The St. Louis Rams decided to trade up to take Tavon Austin with the 9th pick in this year’s draft, and the bullish move hasn’t paid off through six games. Drafting a player is definitely all about the long-term returns and Austin definitely has talent, but his poor play so far this year has to be of concern as well. Austin is averaging just 6.6 yards per reception with 24 catches for 159 yards and two touchdowns, and those numbers are significantly less than what most of us projected from the West Virginia product.
An executive told the USA Today’s Tom Pelissero that Tavon Austin is struggling because of Sam Bradford, “Little receivers don’t work with inaccurate quarterbacks.”
He then made a statement that I really take issue with, “You can get away with those guys if you have (Drew) Brees or (Tom) Brady. Of course, you can get away with a lot with those guys.”
That’s a pretty scathing statement of smaller receivers. Guess he’s never seen Steve Smith. Or watched Wes Welker catch 67 passes in Miami with quarterbacks with half the talent of Sam Bradford throwing him the rock. More to the point, I respectfully and totally disagree with his first statement. I usually never make these kinds of strong statements against an exec’s opinions since, you know, they know a lot more than I do about the game, but I clearly think this guy is off.

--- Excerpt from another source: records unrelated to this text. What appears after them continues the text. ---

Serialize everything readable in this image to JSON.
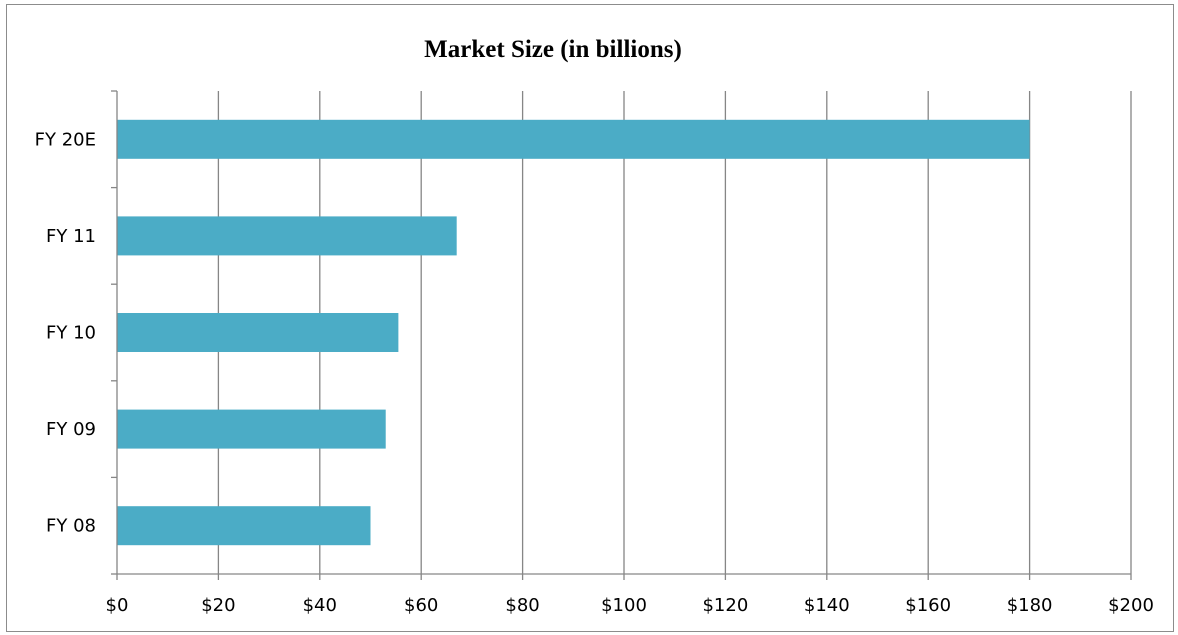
{
  "chart_data": {
    "type": "bar",
    "orientation": "horizontal",
    "title": "Market Size (in billions)",
    "xlabel": "",
    "ylabel": "",
    "categories": [
      "FY 08",
      "FY 09",
      "FY 10",
      "FY 11",
      "FY 20E"
    ],
    "values": [
      50,
      53,
      55.5,
      67,
      180
    ],
    "xlim": [
      0,
      200
    ],
    "x_ticks": [
      "$0",
      "$20",
      "$40",
      "$60",
      "$80",
      "$100",
      "$120",
      "$140",
      "$160",
      "$180",
      "$200"
    ],
    "grid": "vertical",
    "legend": "none",
    "bar_color": "#4BACC6"
  }
}
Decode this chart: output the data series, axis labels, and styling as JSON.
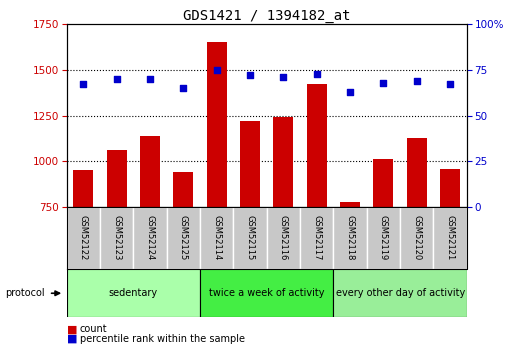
{
  "title": "GDS1421 / 1394182_at",
  "samples": [
    "GSM52122",
    "GSM52123",
    "GSM52124",
    "GSM52125",
    "GSM52114",
    "GSM52115",
    "GSM52116",
    "GSM52117",
    "GSM52118",
    "GSM52119",
    "GSM52120",
    "GSM52121"
  ],
  "counts": [
    950,
    1060,
    1140,
    940,
    1650,
    1220,
    1240,
    1420,
    780,
    1010,
    1130,
    960
  ],
  "percentiles": [
    67,
    70,
    70,
    65,
    75,
    72,
    71,
    73,
    63,
    68,
    69,
    67
  ],
  "ylim_left": [
    750,
    1750
  ],
  "ylim_right": [
    0,
    100
  ],
  "yticks_left": [
    750,
    1000,
    1250,
    1500,
    1750
  ],
  "yticks_right": [
    0,
    25,
    50,
    75,
    100
  ],
  "groups": [
    {
      "label": "sedentary",
      "start": 0,
      "end": 4,
      "color": "#aaffaa"
    },
    {
      "label": "twice a week of activity",
      "start": 4,
      "end": 8,
      "color": "#44ee44"
    },
    {
      "label": "every other day of activity",
      "start": 8,
      "end": 12,
      "color": "#99ee99"
    }
  ],
  "bar_color": "#cc0000",
  "dot_color": "#0000cc",
  "grid_color": "#000000",
  "sample_box_color": "#c8c8c8",
  "title_fontsize": 10,
  "tick_fontsize": 7.5,
  "label_fontsize": 7.5
}
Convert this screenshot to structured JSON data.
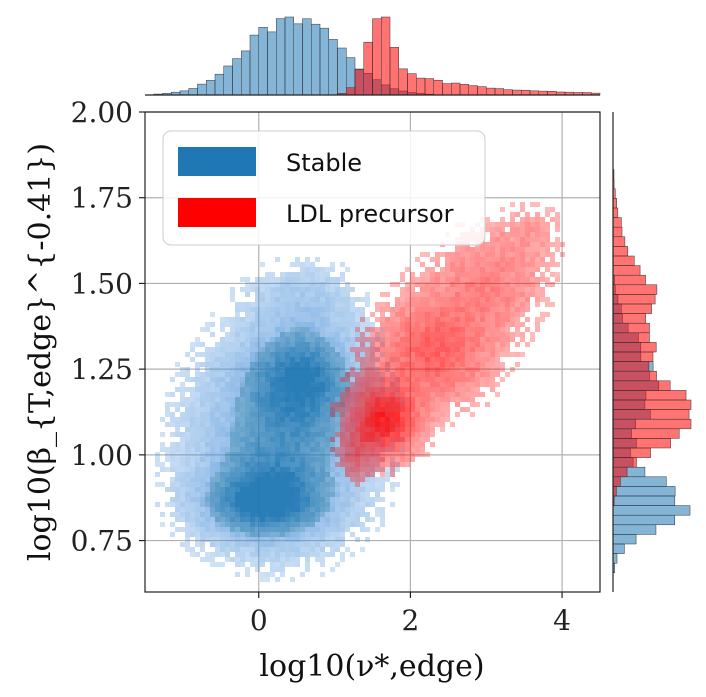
{
  "chart_data": {
    "type": "scatter",
    "subtype": "joint 2D histogram with marginal histograms",
    "xlabel": "log10(ν*,edge)",
    "ylabel": "log10(β_{T,edge}^{-0.41})",
    "xlim": [
      -1.5,
      4.5
    ],
    "ylim": [
      0.6,
      2.0
    ],
    "xticks": [
      0,
      2,
      4
    ],
    "yticks": [
      0.75,
      1.0,
      1.25,
      1.5,
      1.75,
      2.0
    ],
    "xtick_labels": [
      "0",
      "2",
      "4"
    ],
    "ytick_labels": [
      "0.75",
      "1.00",
      "1.25",
      "1.50",
      "1.75",
      "2.00"
    ],
    "grid": true,
    "legend_position": "top-left",
    "series": [
      {
        "name": "Stable",
        "color": "#1f77b4",
        "clusters": [
          {
            "x": 0.05,
            "y": 0.86,
            "sx": 0.55,
            "sy": 0.07,
            "w": 1.0
          },
          {
            "x": 0.6,
            "y": 1.24,
            "sx": 0.45,
            "sy": 0.09,
            "w": 0.8
          },
          {
            "x": 0.3,
            "y": 1.05,
            "sx": 0.7,
            "sy": 0.18,
            "w": 0.9
          },
          {
            "x": 0.6,
            "y": 1.45,
            "sx": 0.45,
            "sy": 0.07,
            "w": 0.3
          }
        ],
        "x_marginal": {
          "mu": 0.45,
          "sd": 0.6
        },
        "y_marginal": {
          "mu": 1.02,
          "sd": 0.2
        }
      },
      {
        "name": "LDL precursor",
        "color": "#ff0000",
        "clusters": [
          {
            "x": 1.65,
            "y": 1.1,
            "sx": 0.3,
            "sy": 0.07,
            "w": 1.0
          },
          {
            "x": 2.3,
            "y": 1.3,
            "sx": 0.5,
            "sy": 0.1,
            "w": 0.6
          },
          {
            "x": 3.0,
            "y": 1.5,
            "sx": 0.5,
            "sy": 0.1,
            "w": 0.35
          },
          {
            "x": 3.6,
            "y": 1.65,
            "sx": 0.3,
            "sy": 0.06,
            "w": 0.15
          },
          {
            "x": 1.3,
            "y": 1.0,
            "sx": 0.15,
            "sy": 0.05,
            "w": 0.3
          }
        ],
        "x_marginal": {
          "mu": 1.6,
          "sd": 0.7
        },
        "y_marginal": {
          "mu": 1.2,
          "sd": 0.18
        }
      }
    ]
  }
}
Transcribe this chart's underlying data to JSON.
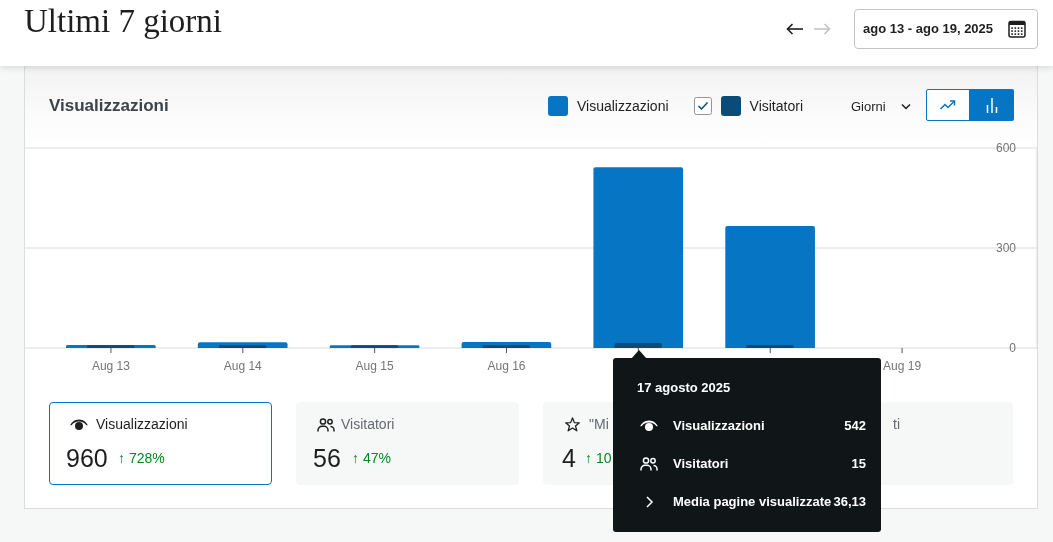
{
  "chart_data": {
    "type": "bar",
    "title": "Ultimi 7 giorni",
    "subtitle": "Visualizzazioni",
    "categories": [
      "Aug 13",
      "Aug 14",
      "Aug 15",
      "Aug 16",
      null,
      null,
      "Aug 19"
    ],
    "series": [
      {
        "name": "Visualizzazioni",
        "color": "#0675c4",
        "values": [
          9,
          17,
          8,
          18,
          542,
          366,
          0
        ]
      },
      {
        "name": "Visitatori",
        "color": "#0a4b78",
        "values": [
          8,
          8,
          8,
          8,
          15,
          9,
          0
        ]
      }
    ],
    "ylim": [
      0,
      600
    ],
    "yticks": [
      0,
      300,
      600
    ],
    "grid": "y",
    "legend": "top right",
    "annotations": [
      "ago 13 - ago 19, 2025",
      "Giorni",
      "Visualizzazioni",
      "960",
      "↑ 728%",
      "Visitatori",
      "56",
      "↑ 47%",
      "\"Mi",
      "4",
      "↑ 10",
      "ti",
      "17 agosto 2025",
      "Visualizzazioni",
      "542",
      "Visitatori",
      "15",
      "Media pagine visualizzate",
      "36,13"
    ]
  }
}
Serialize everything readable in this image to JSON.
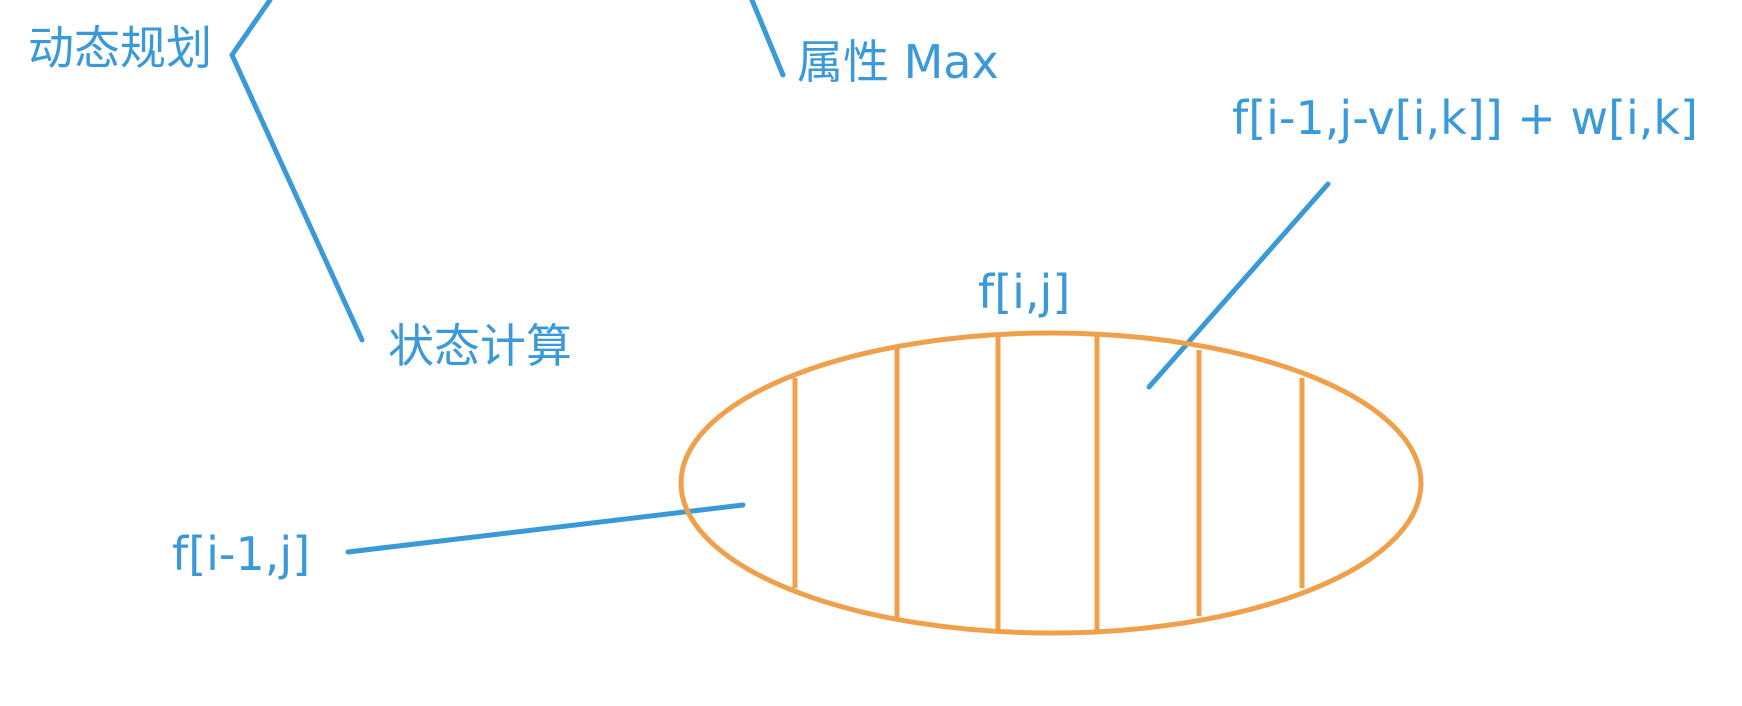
{
  "colors": {
    "annotation": "#3a9ad9",
    "ellipse": "#f0a04b"
  },
  "labels": {
    "dp": "动态规划",
    "attribute": "属性 Max",
    "state_calc": "状态计算",
    "f_ij": "f[i,j]",
    "f_prev": "f[i-1,j]",
    "f_transition": "f[i-1,j-v[i,k]] + w[i,k]"
  },
  "ellipse": {
    "partitions": 7
  }
}
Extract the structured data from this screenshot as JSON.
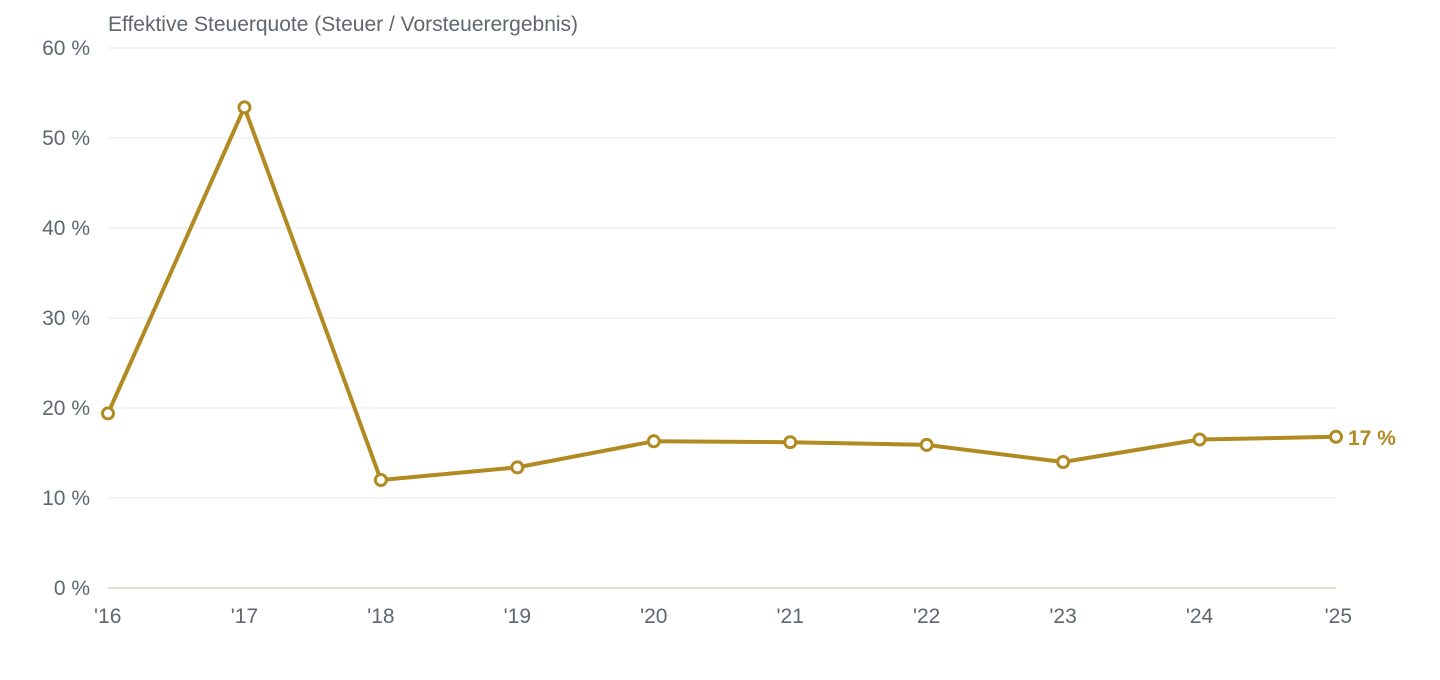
{
  "chart_data": {
    "type": "line",
    "title": "Effektive Steuerquote (Steuer / Vorsteuerergebnis)",
    "xlabel": "",
    "ylabel": "",
    "categories": [
      "'16",
      "'17",
      "'18",
      "'19",
      "'20",
      "'21",
      "'22",
      "'23",
      "'24",
      "'25"
    ],
    "series": [
      {
        "values": [
          19.4,
          53.4,
          12.0,
          13.4,
          16.3,
          16.2,
          15.9,
          14.0,
          16.5,
          16.8
        ]
      }
    ],
    "ylim": [
      0,
      60
    ],
    "yticks": [
      0,
      10,
      20,
      30,
      40,
      50,
      60
    ],
    "ytick_labels": [
      "0 %",
      "10 %",
      "20 %",
      "30 %",
      "40 %",
      "50 %",
      "60 %"
    ],
    "end_label": "17 %",
    "grid": true,
    "legend": "none",
    "colors": {
      "series": "#b28a22",
      "grid": "#e6e8eb",
      "text": "#5f6670"
    }
  }
}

First off, if it’s Sam Bradford’s fault, then why on earth did Danny Amendola manage to have sustained success in St. Louis when he was healthy? Why was he a favorite target of Bradford’s instead of somebody who is losing playing time? It’s simple, Amendola is far more reliable than Austin (well, when Amendola is actually on the field), and he never dropped passes at anywhere near the rate Tavon Austin is dropping passes. So far this season in 34 targets, he has already dropped six passes; that’s awful.
But there are a few things I want to note here. First off, the Rams use slot receivers way too close to the line of scrimmage, and Amendola also averaged an incredibly low yards per reception total. I’m not a fan of Bradford as a quarterback, but Austin’s numbers aren’t bad because of him; he’s just played very poorly through six games. Look, Bradford is averaging a below-average 6.2 yards per attempt, but Austin deserves some blame for averaging just 3.8 yards per pass play too. Despite averaging a meager 8.8 yards per reception, his catch rate is about seven percentage points lower than Bradford’s completion percentage.
If you are trying to absolve Austin of significant blame and instead prefer to heap it on Bradford’s shoulders, then you need to take a closer look at Austin’s numbers and also refresh your memory on Amendola’s place in the Rams offense.